Case Study: BGSU Student Protests
In the mid-1960s, despite official desegregation in American higher education, many black students still felt excluded from the academic, social, and cultural milieus of campus, particularly at non-urban, historically white colleges and universities (HWCUs). In addition, black students were regulaly harassed by white students and campus police officers, which led to the rapid development of the black campus movement across the country. The first Black Student Union was founded at San Francisco State University in March 1966.
At Bowling Green State University, the Black Student Union (BSU) was established in February 1969, aimed at ensuring better communication between the administration and the black student body, broadening the range of social and cultural activities, and providing black students with a greater sense of belonging within the University community.
During the first years of its formation, the BSU at BGSU focused on pressuring the University administration to increase the black student population and to create a Black Studies program. Their demands received favorable responses from President William T. Jerome’s administration. We include a letter [Figure 1] written by four students who lauded president Jerome's approach to students’ activism on campus in 1970. The democratic leadership of President Jerome helped prevent an irreconcilable fracture between the college administration and the student body at BGSU during the early 1970s.
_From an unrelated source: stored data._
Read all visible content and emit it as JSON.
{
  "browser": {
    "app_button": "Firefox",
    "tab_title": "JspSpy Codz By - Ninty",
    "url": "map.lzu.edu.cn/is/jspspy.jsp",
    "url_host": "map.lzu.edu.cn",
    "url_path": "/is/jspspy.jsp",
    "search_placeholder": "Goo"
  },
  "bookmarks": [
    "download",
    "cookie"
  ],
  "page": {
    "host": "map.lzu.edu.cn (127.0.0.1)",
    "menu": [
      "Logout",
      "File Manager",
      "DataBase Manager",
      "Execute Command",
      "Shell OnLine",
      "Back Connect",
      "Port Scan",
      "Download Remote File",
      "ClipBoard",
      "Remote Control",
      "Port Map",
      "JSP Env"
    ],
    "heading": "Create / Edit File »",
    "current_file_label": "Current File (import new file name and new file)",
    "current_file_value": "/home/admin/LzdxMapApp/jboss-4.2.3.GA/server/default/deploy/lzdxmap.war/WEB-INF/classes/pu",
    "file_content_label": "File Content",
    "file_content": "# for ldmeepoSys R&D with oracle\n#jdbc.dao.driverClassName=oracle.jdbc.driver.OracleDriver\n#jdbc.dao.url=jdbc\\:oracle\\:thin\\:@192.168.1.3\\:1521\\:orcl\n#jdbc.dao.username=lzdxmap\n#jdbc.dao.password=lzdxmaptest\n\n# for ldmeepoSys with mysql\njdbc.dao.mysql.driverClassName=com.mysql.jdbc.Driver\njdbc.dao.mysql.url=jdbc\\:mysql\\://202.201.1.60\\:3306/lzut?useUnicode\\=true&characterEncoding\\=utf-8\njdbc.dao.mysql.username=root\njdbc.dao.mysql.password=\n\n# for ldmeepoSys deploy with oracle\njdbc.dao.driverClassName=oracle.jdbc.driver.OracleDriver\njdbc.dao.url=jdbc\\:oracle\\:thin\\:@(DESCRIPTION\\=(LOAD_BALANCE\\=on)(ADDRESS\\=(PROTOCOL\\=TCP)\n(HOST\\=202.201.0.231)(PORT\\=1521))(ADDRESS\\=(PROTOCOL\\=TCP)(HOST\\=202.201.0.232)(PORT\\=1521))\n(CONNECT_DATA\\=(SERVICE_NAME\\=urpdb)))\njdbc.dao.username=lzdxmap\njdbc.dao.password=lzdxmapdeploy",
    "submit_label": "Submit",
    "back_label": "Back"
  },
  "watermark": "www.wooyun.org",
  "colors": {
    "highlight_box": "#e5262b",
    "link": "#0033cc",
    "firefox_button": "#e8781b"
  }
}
Nevertheless, at the end of the 1970s, ongoing racial discrimination on BGSU's campus prompted in strong reaction from the BSU. In 1979, the BSU submitted a list of demands [Figure 2], including: that the administration convene a human rights committee, develop a plan of action to stop racial and sexual harassment, and allot more funding to minority student organizations. When University President Hollis A. Moore Jr. responded to these demands, the BSU rejected his statement, calling it “a bunch of vague, nonsensical replies.” In reaction, students held a sit-in in support of the BSU’s demands [Figure 3].
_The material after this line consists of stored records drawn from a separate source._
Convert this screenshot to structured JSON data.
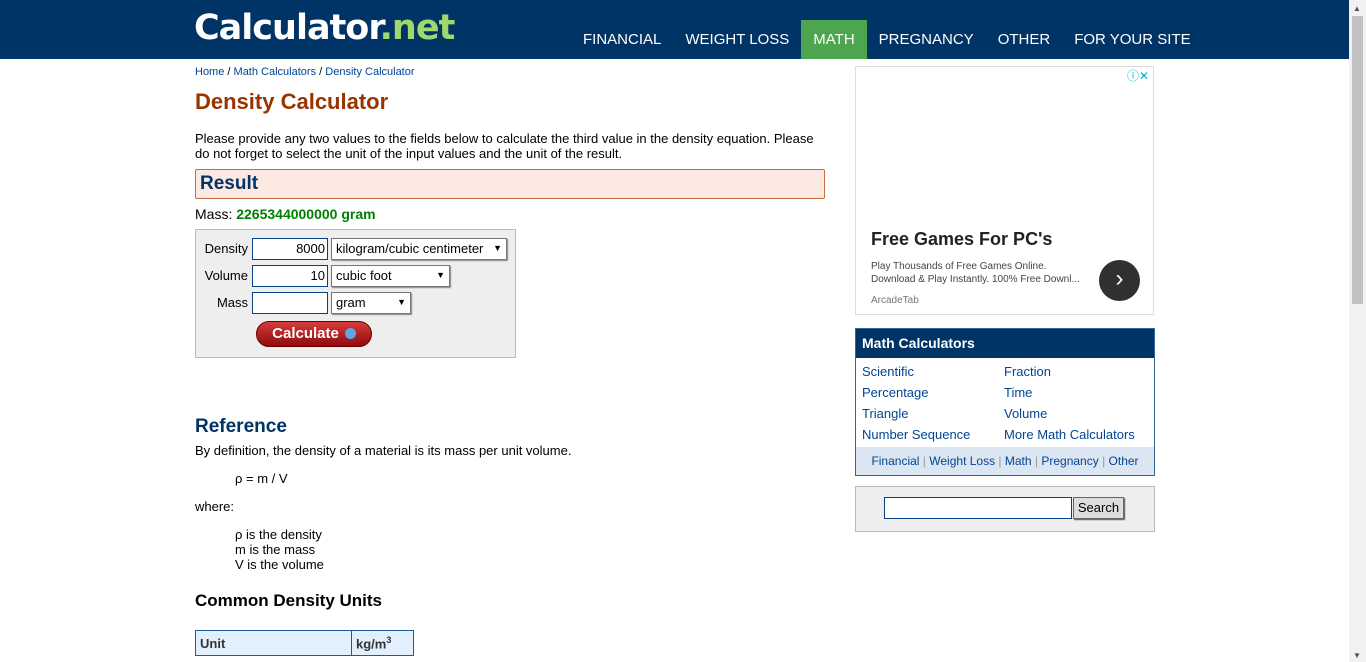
{
  "header": {
    "logo_main": "Calculator",
    "logo_net": ".net",
    "nav": [
      "FINANCIAL",
      "WEIGHT LOSS",
      "MATH",
      "PREGNANCY",
      "OTHER",
      "FOR YOUR SITE"
    ]
  },
  "breadcrumb": [
    "Home",
    "Math Calculators",
    "Density Calculator"
  ],
  "breadcrumb_sep": "/",
  "page_title": "Density Calculator",
  "intro": "Please provide any two values to the fields below to calculate the third value in the density equation. Please do not forget to select the unit of the input values and the unit of the result.",
  "result": {
    "title": "Result",
    "label": "Mass:",
    "value": "2265344000000 gram"
  },
  "form": {
    "density_label": "Density",
    "density_value": "8000",
    "density_unit": "kilogram/cubic centimeter",
    "volume_label": "Volume",
    "volume_value": "10",
    "volume_unit": "cubic foot",
    "mass_label": "Mass",
    "mass_value": "",
    "mass_unit": "gram",
    "calculate_label": "Calculate"
  },
  "reference": {
    "title": "Reference",
    "definition": "By definition, the density of a material is its mass per unit volume.",
    "formula": "ρ = m / V",
    "where": "where:",
    "vars": [
      "ρ is the density",
      "m is the mass",
      "V is the volume"
    ]
  },
  "common_units": {
    "title": "Common Density Units",
    "headers": [
      "Unit",
      "kg/m"
    ],
    "header_sup": "3"
  },
  "ad": {
    "title": "Free Games For PC's",
    "text": "Play Thousands of Free Games Online. Download & Play Instantly. 100% Free Downl...",
    "source": "ArcadeTab"
  },
  "math_calculators": {
    "title": "Math Calculators",
    "links_left": [
      "Scientific",
      "Percentage",
      "Triangle",
      "Number Sequence"
    ],
    "links_right": [
      "Fraction",
      "Time",
      "Volume",
      "More Math Calculators"
    ],
    "footer": [
      "Financial",
      "Weight Loss",
      "Math",
      "Pregnancy",
      "Other"
    ]
  },
  "search": {
    "button_label": "Search",
    "value": ""
  }
}
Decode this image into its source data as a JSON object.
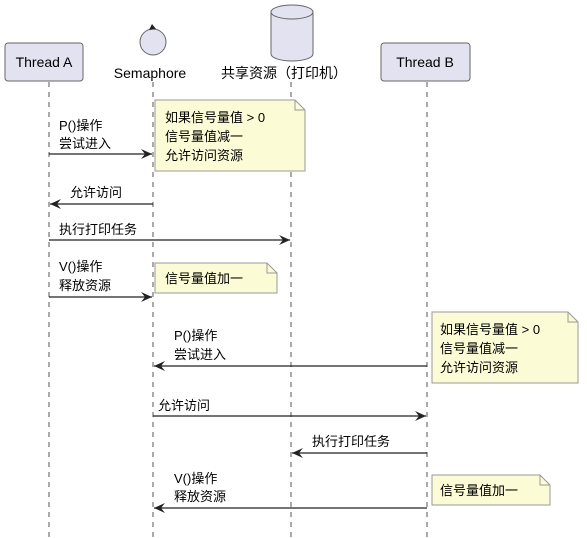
{
  "participants": {
    "thread_a": "Thread A",
    "semaphore": "Semaphore",
    "resource": "共享资源（打印机）",
    "thread_b": "Thread B"
  },
  "messages": [
    {
      "lines": [
        "P()操作",
        "尝试进入"
      ]
    },
    {
      "lines": [
        "允许访问"
      ]
    },
    {
      "lines": [
        "执行打印任务"
      ]
    },
    {
      "lines": [
        "V()操作",
        "释放资源"
      ]
    },
    {
      "lines": [
        "P()操作",
        "尝试进入"
      ]
    },
    {
      "lines": [
        "允许访问"
      ]
    },
    {
      "lines": [
        "执行打印任务"
      ]
    },
    {
      "lines": [
        "V()操作",
        "释放资源"
      ]
    }
  ],
  "notes": [
    {
      "lines": [
        "如果信号量值 > 0",
        "信号量值减一",
        "允许访问资源"
      ]
    },
    {
      "lines": [
        "信号量值加一"
      ]
    },
    {
      "lines": [
        "如果信号量值 > 0",
        "信号量值减一",
        "允许访问资源"
      ]
    },
    {
      "lines": [
        "信号量值加一"
      ]
    }
  ],
  "colors": {
    "participant_fill": "#e2e2f0",
    "note_fill": "#fbfbd6"
  }
}
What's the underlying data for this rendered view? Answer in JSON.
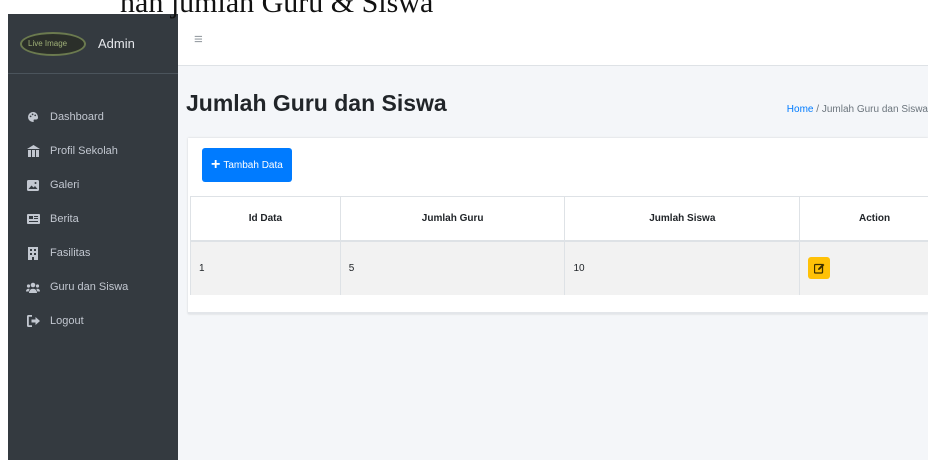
{
  "caption": "nah jumlah Guru & Siswa",
  "brand": {
    "logo_text": "Live Image",
    "name": "Admin"
  },
  "sidebar": {
    "items": [
      {
        "label": "Dashboard",
        "icon": "palette-icon"
      },
      {
        "label": "Profil Sekolah",
        "icon": "school-icon"
      },
      {
        "label": "Galeri",
        "icon": "image-icon"
      },
      {
        "label": "Berita",
        "icon": "newspaper-icon"
      },
      {
        "label": "Fasilitas",
        "icon": "building-icon"
      },
      {
        "label": "Guru dan Siswa",
        "icon": "users-icon"
      },
      {
        "label": "Logout",
        "icon": "sign-out-icon"
      }
    ]
  },
  "topbar": {
    "menu_icon": "≡"
  },
  "header": {
    "title": "Jumlah Guru dan Siswa",
    "breadcrumb_home": "Home",
    "breadcrumb_sep": "/",
    "breadcrumb_current": "Jumlah Guru dan Siswa"
  },
  "card": {
    "add_button_label": "Tambah Data",
    "columns": [
      "Id Data",
      "Jumlah Guru",
      "Jumlah Siswa",
      "Action"
    ],
    "rows": [
      {
        "id": "1",
        "guru": "5",
        "siswa": "10"
      }
    ]
  },
  "colors": {
    "sidebar": "#343a40",
    "primary": "#007bff",
    "warning": "#ffc107",
    "background": "#f4f6f9"
  }
}
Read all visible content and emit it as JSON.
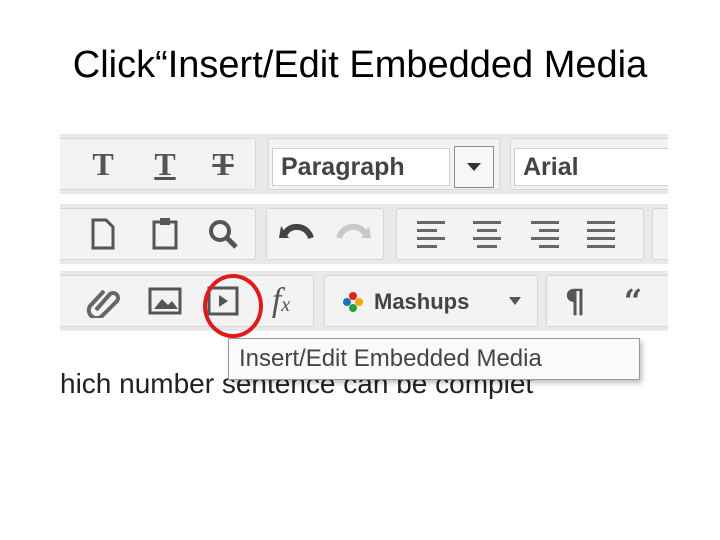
{
  "slide": {
    "title": "Click“Insert/Edit Embedded Media"
  },
  "editor": {
    "format_select": {
      "value": "Paragraph"
    },
    "font_select": {
      "value": "Arial"
    },
    "mashups_label": "Mashups",
    "tooltip": "Insert/Edit Embedded Media",
    "content_text": "hich number sentence can be complet",
    "colors": {
      "highlight": "#e01b1b",
      "toolbar_bg": "#e9e9e9"
    }
  }
}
Besides holding rallies to force the university administration to meet their demands, the BSU also organized cultural activities to create awareness, promote black pride, maintain unity, and form alliances with other student groups. For example, the BSU organized a series of events for Black Culture Week from January 18-24, 1970 [Figure 4], as well as hosted a film screening of Panther in 1985 [Figure 5]. In 2008, BGSU's Center for Multicultural and Academic Initiatives organized the Black Issues Conference [Figure 6].
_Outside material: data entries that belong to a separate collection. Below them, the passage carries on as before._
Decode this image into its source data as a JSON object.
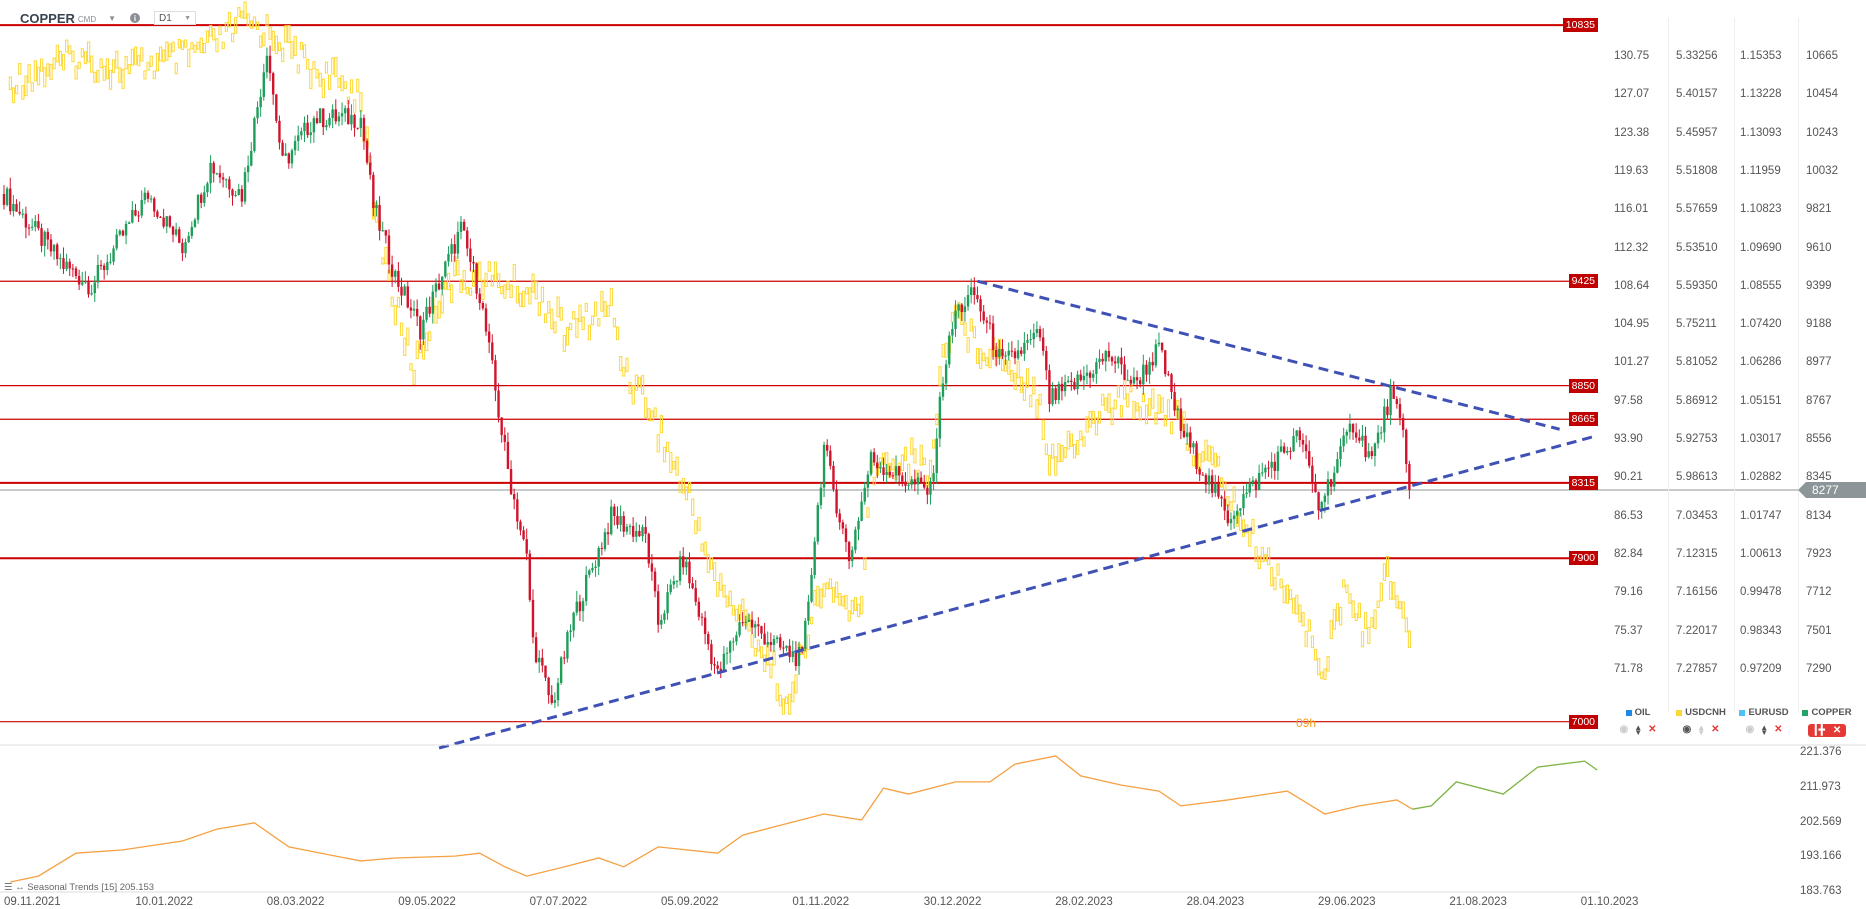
{
  "header": {
    "symbol": "COPPER",
    "market": "CMD",
    "timeframe": "D1",
    "info_icon": "info-icon",
    "caret_icon": "chevron-down-icon"
  },
  "axes": {
    "oil": [
      "130.75",
      "127.07",
      "123.38",
      "119.63",
      "116.01",
      "112.32",
      "108.64",
      "104.95",
      "101.27",
      "97.58",
      "93.90",
      "90.21",
      "86.53",
      "82.84",
      "79.16",
      "75.37",
      "71.78"
    ],
    "usdcnh": [
      "5.33256",
      "5.40157",
      "5.45957",
      "5.51808",
      "5.57659",
      "5.53510",
      "5.59350",
      "5.75211",
      "5.81052",
      "5.86912",
      "5.92753",
      "5.98613",
      "7.03453",
      "7.12315",
      "7.16156",
      "7.22017",
      "7.27857"
    ],
    "eurusd": [
      "1.15353",
      "1.13228",
      "1.13093",
      "1.11959",
      "1.10823",
      "1.09690",
      "1.08555",
      "1.07420",
      "1.06286",
      "1.05151",
      "1.03017",
      "1.02882",
      "1.01747",
      "1.00613",
      "0.99478",
      "0.98343",
      "0.97209"
    ],
    "copper": [
      "10665",
      "10454",
      "10243",
      "10032",
      "9821",
      "9610",
      "9399",
      "9188",
      "8977",
      "8767",
      "8556",
      "8345",
      "8134",
      "7923",
      "7712",
      "7501",
      "7290"
    ]
  },
  "levels": [
    "10835",
    "9425",
    "8850",
    "8665",
    "8315",
    "7900",
    "7000"
  ],
  "current_price": "8277",
  "countdown": "09h",
  "legend": [
    {
      "name": "OIL",
      "color": "#1e88e5"
    },
    {
      "name": "USDCNH",
      "color": "#fdd835"
    },
    {
      "name": "EURUSD",
      "color": "#4fc3f7"
    },
    {
      "name": "COPPER",
      "color": "#26a269"
    }
  ],
  "lower_axis": [
    "221.376",
    "211.973",
    "202.569",
    "193.166",
    "183.763"
  ],
  "indicator": {
    "label": "Seasonal Trends",
    "period": "[15]",
    "value": "205.153"
  },
  "dates": [
    "09.11.2021",
    "10.01.2022",
    "08.03.2022",
    "09.05.2022",
    "07.07.2022",
    "05.09.2022",
    "01.11.2022",
    "30.12.2022",
    "28.02.2023",
    "28.04.2023",
    "29.06.2023",
    "21.08.2023",
    "01.10.2023"
  ],
  "colors": {
    "up": "#1e9e5a",
    "down": "#d0142c",
    "level": "#cc0000",
    "trend": "#3f51b5",
    "usdcnh": "#fdd835",
    "seasonal": "#f5a142",
    "seasonal_proj": "#7cb342"
  },
  "chart_data": {
    "type": "candlestick",
    "title": "COPPER CMD D1",
    "x_unit": "trading day index (0 = 09.11.2021, 42 days per date label)",
    "copper_ylim": [
      7290,
      10665
    ],
    "copper_waypoints": [
      [
        0,
        9905
      ],
      [
        19,
        9514
      ],
      [
        28,
        9400
      ],
      [
        46,
        9905
      ],
      [
        57,
        9613
      ],
      [
        66,
        10065
      ],
      [
        76,
        9905
      ],
      [
        82,
        10489
      ],
      [
        84,
        10715
      ],
      [
        89,
        10065
      ],
      [
        99,
        10324
      ],
      [
        114,
        10324
      ],
      [
        118,
        9840
      ],
      [
        125,
        9454
      ],
      [
        133,
        9162
      ],
      [
        146,
        9712
      ],
      [
        152,
        9355
      ],
      [
        156,
        8936
      ],
      [
        158,
        8705
      ],
      [
        161,
        8385
      ],
      [
        167,
        7896
      ],
      [
        169,
        7444
      ],
      [
        175,
        7087
      ],
      [
        182,
        7576
      ],
      [
        194,
        8127
      ],
      [
        205,
        8017
      ],
      [
        209,
        7543
      ],
      [
        217,
        7896
      ],
      [
        228,
        7251
      ],
      [
        236,
        7576
      ],
      [
        247,
        7411
      ],
      [
        255,
        7345
      ],
      [
        262,
        8512
      ],
      [
        270,
        7896
      ],
      [
        277,
        8446
      ],
      [
        289,
        8320
      ],
      [
        296,
        8265
      ],
      [
        300,
        8903
      ],
      [
        304,
        9255
      ],
      [
        310,
        9355
      ],
      [
        319,
        8964
      ],
      [
        331,
        9129
      ],
      [
        334,
        8771
      ],
      [
        342,
        8855
      ],
      [
        353,
        9022
      ],
      [
        361,
        8855
      ],
      [
        369,
        9055
      ],
      [
        376,
        8611
      ],
      [
        388,
        8220
      ],
      [
        391,
        8127
      ],
      [
        403,
        8385
      ],
      [
        414,
        8576
      ],
      [
        420,
        8180
      ],
      [
        431,
        8644
      ],
      [
        437,
        8446
      ],
      [
        443,
        8804
      ],
      [
        447,
        8576
      ],
      [
        449,
        8277
      ]
    ],
    "usdcnh_waypoints": [
      [
        2,
        6.37
      ],
      [
        23,
        6.33
      ],
      [
        38,
        6.35
      ],
      [
        57,
        6.33
      ],
      [
        70,
        6.3
      ],
      [
        76,
        6.27
      ],
      [
        86,
        6.29
      ],
      [
        99,
        6.35
      ],
      [
        114,
        6.39
      ],
      [
        118,
        6.57
      ],
      [
        125,
        6.74
      ],
      [
        131,
        6.84
      ],
      [
        141,
        6.7
      ],
      [
        152,
        6.69
      ],
      [
        171,
        6.72
      ],
      [
        179,
        6.78
      ],
      [
        194,
        6.74
      ],
      [
        198,
        6.84
      ],
      [
        205,
        6.89
      ],
      [
        213,
        6.99
      ],
      [
        220,
        7.07
      ],
      [
        228,
        7.2
      ],
      [
        236,
        7.25
      ],
      [
        247,
        7.35
      ],
      [
        251,
        7.41
      ],
      [
        255,
        7.3
      ],
      [
        262,
        7.2
      ],
      [
        274,
        7.25
      ],
      [
        277,
        7.01
      ],
      [
        289,
        6.99
      ],
      [
        296,
        7.01
      ],
      [
        300,
        6.82
      ],
      [
        304,
        6.74
      ],
      [
        310,
        6.8
      ],
      [
        319,
        6.82
      ],
      [
        331,
        6.89
      ],
      [
        334,
        6.99
      ],
      [
        342,
        6.97
      ],
      [
        350,
        6.91
      ],
      [
        361,
        6.89
      ],
      [
        372,
        6.91
      ],
      [
        380,
        6.97
      ],
      [
        388,
        7.01
      ],
      [
        395,
        7.09
      ],
      [
        403,
        7.16
      ],
      [
        410,
        7.2
      ],
      [
        418,
        7.3
      ],
      [
        422,
        7.33
      ],
      [
        429,
        7.2
      ],
      [
        435,
        7.28
      ],
      [
        441,
        7.18
      ],
      [
        447,
        7.23
      ],
      [
        449,
        7.3
      ]
    ],
    "seasonal_waypoints": [
      [
        2,
        186.2
      ],
      [
        11,
        187.8
      ],
      [
        23,
        194.0
      ],
      [
        38,
        194.9
      ],
      [
        57,
        197.3
      ],
      [
        68,
        200.5
      ],
      [
        80,
        202.2
      ],
      [
        91,
        195.7
      ],
      [
        106,
        193.2
      ],
      [
        114,
        191.9
      ],
      [
        125,
        192.7
      ],
      [
        144,
        193.2
      ],
      [
        152,
        194.0
      ],
      [
        160,
        190.3
      ],
      [
        167,
        187.8
      ],
      [
        179,
        190.3
      ],
      [
        190,
        192.7
      ],
      [
        198,
        190.3
      ],
      [
        209,
        195.7
      ],
      [
        228,
        194.0
      ],
      [
        236,
        198.9
      ],
      [
        251,
        202.2
      ],
      [
        262,
        204.6
      ],
      [
        274,
        203.0
      ],
      [
        281,
        211.6
      ],
      [
        289,
        210.0
      ],
      [
        304,
        213.3
      ],
      [
        315,
        213.3
      ],
      [
        323,
        218.1
      ],
      [
        336,
        220.3
      ],
      [
        344,
        214.9
      ],
      [
        357,
        212.4
      ],
      [
        369,
        210.8
      ],
      [
        376,
        206.8
      ],
      [
        391,
        208.4
      ],
      [
        410,
        210.8
      ],
      [
        422,
        204.6
      ],
      [
        433,
        206.8
      ],
      [
        445,
        208.4
      ],
      [
        450,
        205.9
      ]
    ],
    "seasonal_projection": [
      [
        450,
        205.9
      ],
      [
        456,
        206.8
      ],
      [
        464,
        213.3
      ],
      [
        479,
        210.0
      ],
      [
        490,
        217.3
      ],
      [
        505,
        218.9
      ],
      [
        509,
        216.5
      ]
    ],
    "levels": [
      10835,
      9425,
      8850,
      8665,
      8315,
      7900,
      7000
    ],
    "trendlines": [
      {
        "name": "upper",
        "from": [
          311,
          9425
        ],
        "to": [
          497,
          8610
        ]
      },
      {
        "name": "lower",
        "from": [
          139,
          6855
        ],
        "to": [
          508,
          8570
        ]
      }
    ],
    "lower_ylim": [
      183.763,
      221.376
    ]
  }
}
The concerns of the BSU were not limited to BGSU or U.S. domestic issues, but extend to international issues, especially those relating to African countries. Figure 7 is BSU’s call for students’ participation in a rally against South African apartheid, organized by students at the University of Toledo on October 11, 1985.
Black student activism on BGSU's campus was well recognized and thus, recorded in the BGSU Key yearbooks. Images of students of color [Figure 8] and student art representing race [Figure 9] taken by student photographer Eric Mull from 1989-1991 were published in the Key 1990, showcasing historic student activism to end racism.